15
votes

I want to be able to read from serial ports on my computer and write to a file. Inside /dev (using Bash shell on Windows 10) I can't seem to locate my USB serial ports (I have tty, tty0, tty1, and that's it for tty).

Is it located somewhere else, or even accessible through the bash shell? I just want to be able to know how to access it at this point.

In device manager, COM4 shows up under ports when I plug in my USB. I also ran the command wmic path Win32_SerialPort in the Windows command prompt and it said "No Instance(s) Available." So I'm very confused as to how I can view my Serial Ports and why they aren't showing up in certain instances.

Any clarification on how serial ports work, especially with USB, would be greatly appreciated, as I am pretty new with this stuff.

2
try just com1. windows still has the old dos-based legacy "device" filenames like "con", "com1", "nul", etc...Marc B
That is not what the question is asking, dos-based legacy device names are irrelevant. The problem is accessing a serial device in Bash shell on windows 10. I have the same issue trying to access a ftdi chip that should be COM4Dan Griffin
I have the exact same issue as @DanGriffin, would love to tx and rx serial data from my FTDI device on WSL. Everything I have found to date comes from pre-AU but says that this is not yet supported :(Toby
Does anyone know if this is still the case?arao6

2 Answers

7
votes

Soon, Windows will officially support serial on the Windows Subsystem for Linux (WSL). The COM_n_ ports will be available at /dev/ttyS_n_

Mapping:

COM1 >> /dev/ttyS0
COM2 >> /dev/ttyS1
...
COM192 >> /dev/ttyS191

A good functional description can be found here:

https://blogs.msdn.microsoft.com/wsl/2017/04/14/serial-support-on-the-windows-subsystem-for-linux/

NOTE: At time of writing this feature is only available on the insider builds.

4
votes

I have the same problem. Apparently you still can`t use serial ports in Bash on Ubuntu on Windows (BoUoW). You can do basic read and write operations using socat. I used Cygwin to create a socat server that sees my serial ports. I had problems with DTR and RTS pins though.

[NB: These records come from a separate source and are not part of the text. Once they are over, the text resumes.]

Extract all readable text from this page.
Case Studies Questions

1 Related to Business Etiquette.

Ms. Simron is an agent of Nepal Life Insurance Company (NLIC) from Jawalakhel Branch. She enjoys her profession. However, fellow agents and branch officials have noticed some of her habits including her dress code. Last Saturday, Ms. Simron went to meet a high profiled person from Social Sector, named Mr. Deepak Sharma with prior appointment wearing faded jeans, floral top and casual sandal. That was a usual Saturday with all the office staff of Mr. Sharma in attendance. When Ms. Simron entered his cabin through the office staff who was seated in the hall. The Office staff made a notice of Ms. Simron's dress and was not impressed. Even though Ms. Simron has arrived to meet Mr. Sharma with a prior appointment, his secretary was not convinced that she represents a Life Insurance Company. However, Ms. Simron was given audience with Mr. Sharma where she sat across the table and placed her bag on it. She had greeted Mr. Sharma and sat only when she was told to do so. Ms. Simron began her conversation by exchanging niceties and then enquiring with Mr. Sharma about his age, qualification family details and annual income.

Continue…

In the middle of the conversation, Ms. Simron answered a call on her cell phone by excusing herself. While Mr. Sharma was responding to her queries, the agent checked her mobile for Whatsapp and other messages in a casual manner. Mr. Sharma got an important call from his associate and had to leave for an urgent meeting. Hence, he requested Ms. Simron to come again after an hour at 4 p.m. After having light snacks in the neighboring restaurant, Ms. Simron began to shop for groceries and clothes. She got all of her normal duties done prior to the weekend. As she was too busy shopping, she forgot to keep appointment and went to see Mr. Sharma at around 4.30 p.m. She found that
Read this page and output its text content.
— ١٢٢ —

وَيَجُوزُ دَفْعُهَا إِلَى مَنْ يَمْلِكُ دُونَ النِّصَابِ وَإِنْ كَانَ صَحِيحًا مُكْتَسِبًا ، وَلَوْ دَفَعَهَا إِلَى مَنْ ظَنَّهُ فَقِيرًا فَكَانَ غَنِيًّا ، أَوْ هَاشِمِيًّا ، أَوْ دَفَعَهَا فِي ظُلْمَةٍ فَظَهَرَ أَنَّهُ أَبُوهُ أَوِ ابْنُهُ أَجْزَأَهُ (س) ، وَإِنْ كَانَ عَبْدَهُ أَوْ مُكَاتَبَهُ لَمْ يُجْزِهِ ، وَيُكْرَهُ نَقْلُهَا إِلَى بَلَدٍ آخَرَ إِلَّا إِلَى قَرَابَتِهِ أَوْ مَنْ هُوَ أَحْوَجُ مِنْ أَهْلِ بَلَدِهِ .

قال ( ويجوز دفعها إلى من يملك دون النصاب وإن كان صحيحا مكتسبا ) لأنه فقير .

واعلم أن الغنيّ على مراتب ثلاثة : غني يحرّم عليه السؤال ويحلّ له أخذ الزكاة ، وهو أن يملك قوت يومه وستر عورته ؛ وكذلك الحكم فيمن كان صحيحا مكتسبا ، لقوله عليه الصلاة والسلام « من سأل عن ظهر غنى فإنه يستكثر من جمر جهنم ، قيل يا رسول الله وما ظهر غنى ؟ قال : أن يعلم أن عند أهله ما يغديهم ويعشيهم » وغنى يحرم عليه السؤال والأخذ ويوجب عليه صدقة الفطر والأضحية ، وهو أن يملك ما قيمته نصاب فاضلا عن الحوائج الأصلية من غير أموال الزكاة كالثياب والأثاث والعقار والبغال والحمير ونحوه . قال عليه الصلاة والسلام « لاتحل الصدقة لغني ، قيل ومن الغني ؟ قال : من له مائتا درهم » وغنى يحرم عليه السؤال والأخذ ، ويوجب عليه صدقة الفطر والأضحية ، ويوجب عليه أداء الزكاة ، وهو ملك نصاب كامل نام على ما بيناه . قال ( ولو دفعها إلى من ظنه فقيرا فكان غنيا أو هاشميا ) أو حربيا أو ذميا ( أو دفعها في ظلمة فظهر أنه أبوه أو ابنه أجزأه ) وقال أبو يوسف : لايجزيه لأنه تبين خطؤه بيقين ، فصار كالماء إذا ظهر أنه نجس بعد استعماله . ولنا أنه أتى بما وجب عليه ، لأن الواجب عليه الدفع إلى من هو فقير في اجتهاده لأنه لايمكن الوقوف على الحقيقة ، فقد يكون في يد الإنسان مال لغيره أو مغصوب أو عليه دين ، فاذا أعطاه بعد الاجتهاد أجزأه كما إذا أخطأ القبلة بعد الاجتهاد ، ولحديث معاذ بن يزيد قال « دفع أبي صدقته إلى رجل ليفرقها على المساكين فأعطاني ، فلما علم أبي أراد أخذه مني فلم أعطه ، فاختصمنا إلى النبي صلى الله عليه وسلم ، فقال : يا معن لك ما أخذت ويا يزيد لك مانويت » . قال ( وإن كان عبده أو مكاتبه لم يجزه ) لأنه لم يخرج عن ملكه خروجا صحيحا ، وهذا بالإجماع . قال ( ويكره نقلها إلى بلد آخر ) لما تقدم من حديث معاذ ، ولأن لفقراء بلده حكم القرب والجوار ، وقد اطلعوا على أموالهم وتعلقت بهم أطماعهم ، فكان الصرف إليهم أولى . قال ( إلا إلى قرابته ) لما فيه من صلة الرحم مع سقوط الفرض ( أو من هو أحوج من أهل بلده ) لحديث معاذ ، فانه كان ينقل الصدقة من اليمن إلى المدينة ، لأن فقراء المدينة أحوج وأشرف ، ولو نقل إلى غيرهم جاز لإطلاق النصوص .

With socat you can create virtual serial ports or forward a serial port over TCP. (And much more.)

In Cygwin serial ports are listed under /dev/ as ttyS*. For example COM3 is /dev/ttyS2 and COM4 is /dev/ttyS3.

Start the server in Cygwin with

socat -d -d -d TCP4-LISTEN:2022,reuseaddr,fork /dev/ttyS3

Start the client on BoUoW with

socat PTY,link=/tmp/vmodem0 TCP:localhost:2022

This will create a virtual serial port in BoUoW at /tmp/vmodem0 that is connected to COM4 on your machine.